A Coming of Age in Horror’s Clothing - A Review of It
Let’s get this out of the way first: I don’t like horror movies. Never have. I don’t like the tension of being scared, I don’t like monsters, I especially don’t like the discordant violin sound cliché that every horror movie seems to have to try and scare us. So, against my better judgment, I saw It.
Luckily for me, it’s not a horror movie. Horror elements? Plenty. But It is not a horror movie. Let me explain.
It, directed by Andy Muschietti, is based on the first half of the 1986 Stephen King novel of the same name. The story follows a group of plucky teenagers -- known as the Losers’ Club due to their common status as outcasts in school -- who discover and battle a demonic entity lurking in the sewer system of their town. This, however, is just the backdrop for what the story is really about: a group of kids conquering their biggest fears and learning to deal with a world that treats people like them with about as much contempt as one would expect would be dealt to someone who joins a Losers’ Club.
What It does best is create for the audience an almost oppressive tension throughout, even during the calmer moments. Whereas another director might have been conservative with showing violence, especially towards children, Muschietti makes the decision to not shy away from this kind of graphic imagery, but to display it in all its uncomfortable glory. The opening scene ends with a six year old boy crawling away from the sewers with a bloody stump where his arm once was. While I as a human being would not enjoy nor recommend watching videos of children losing limbs, I felt it was necessary in setting the tone of the film, as well as emphasizing that this would not be a sanitized version of the original story. One little touch I noticed is that in all the scenes where the monster is around, Muschietti slightly yet noticeably tilts the camera, making the audience feel as offset as the movie is in that moment.
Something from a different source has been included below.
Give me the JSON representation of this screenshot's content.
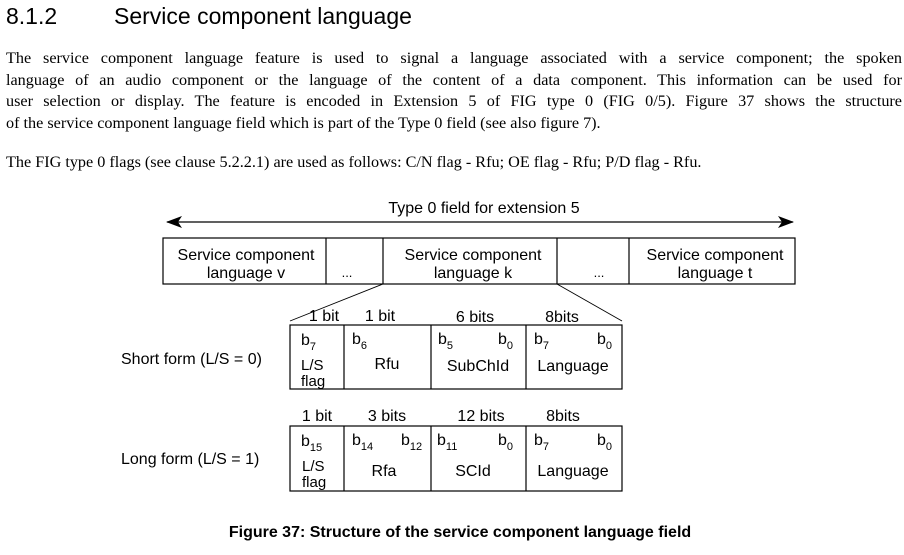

Since the emotional impact of the movie rides on the performances of the teen actors, it should be noted that there was not a single weak link in the main cast. The strongest characters were Jaeden Lieberher as club leader Bill Denbrough, a boy with a stutter and a hangup on the loss of his younger brother Georgie to the entity, and Sophia Lillis as Bev Marsh, the only girl in the group, dealing with bullying from the other girls in school and creepy advances from adult males, including her father. Finn Wolfhard - who, curiously enough, also stars in the King-esque Stranger Things, also about a group of young friends fighting an unexplainable otherworldly horror in a small town in the 1980s - Jack Dylan Grazer, and Jeremy Ray Taylor brought much needed comic relief as fellow Losers’ Club members Richie Tozier, Eddie Kaspbrak and Ben Hanscom respectively. Wyatt Olef and Chosen Jacobs held memorable performances as the last two members Stan Uris and Mike Hanlon, although the characters themselves were overshadowed by the rest of the Club.
The main draw of It, though, is the titular It, which usually takes the form of a clown named Pennywise. Bill Skarsgård absolutely delivers all the creepiness that a sewer-dwelling clown would possess. It should be noted, however, that while Pennywise remains the true villain of the film, there exists a surprising but necessary human element to the opposition as well, specifically in the form of Henry Bowers, portrayed by Nicholas Hamilton. Bowers, as the school bully, is to Pennywise what Dolores Umbridge is to Voldemort in the Harry Potter franchise -- a much more tangible evil for the children of the film to overcome and for the audience to direct their hate towards, while all the creepy demonic clown action is pushed to the back burner. And it’s pushed there pretty often - I would say this movie is about 65% Stand By Me, 35% Pennywise terrorizing the Losers. While some people who were drawn into the movie by the horror aspect might be disappointed by that ratio, I personally was very relieved. The human drama of the Losers dealing with bullies and their own group dynamic gave It a realism that is missing from most horror movies nowadays, which focus on making the audience soil themselves before making a coherent screenplay.
Is It a perfect adaptation of the novel though? No. Muschietti does make a lot of noticeable departures from the original, mainly by changing the year in which the story takes place from 1958 in the book to 1989 in the film and updating several of Pennywise’s monstrous forms to match the new time. The film also wisely cuts out several scenes from the book that were questionable at best originally - people who have read the book will know what scenes I’m referring to, but suffice it to say that they would not have been suitable to show on screen for various reasons. One more aspect of the book, which goes into the details of the origins and motivations of Pennywise, did not make it into the movie. While I am disappointed that it was removed, Muschietti has expressed that he does want to visit this in a potential sequel, so it may happen yet. Overall though, the changes that he made from the original work do not detract from the story in any meaningful way.
If you like horror - heck, even if you don’t really like horror but are a big fan of watching young teenagers go on adventures, à la The Goonies or Stranger Things - I would implore you to go see It. Horror fans will get the frightening performance they crave from Pennywise, while those like me who just want a good story can follow the Losers’ Club as they grow from scared kids to confident teenagers, albeit with some frights along the way. There’s something in It for everyone, which may be the best thing about it.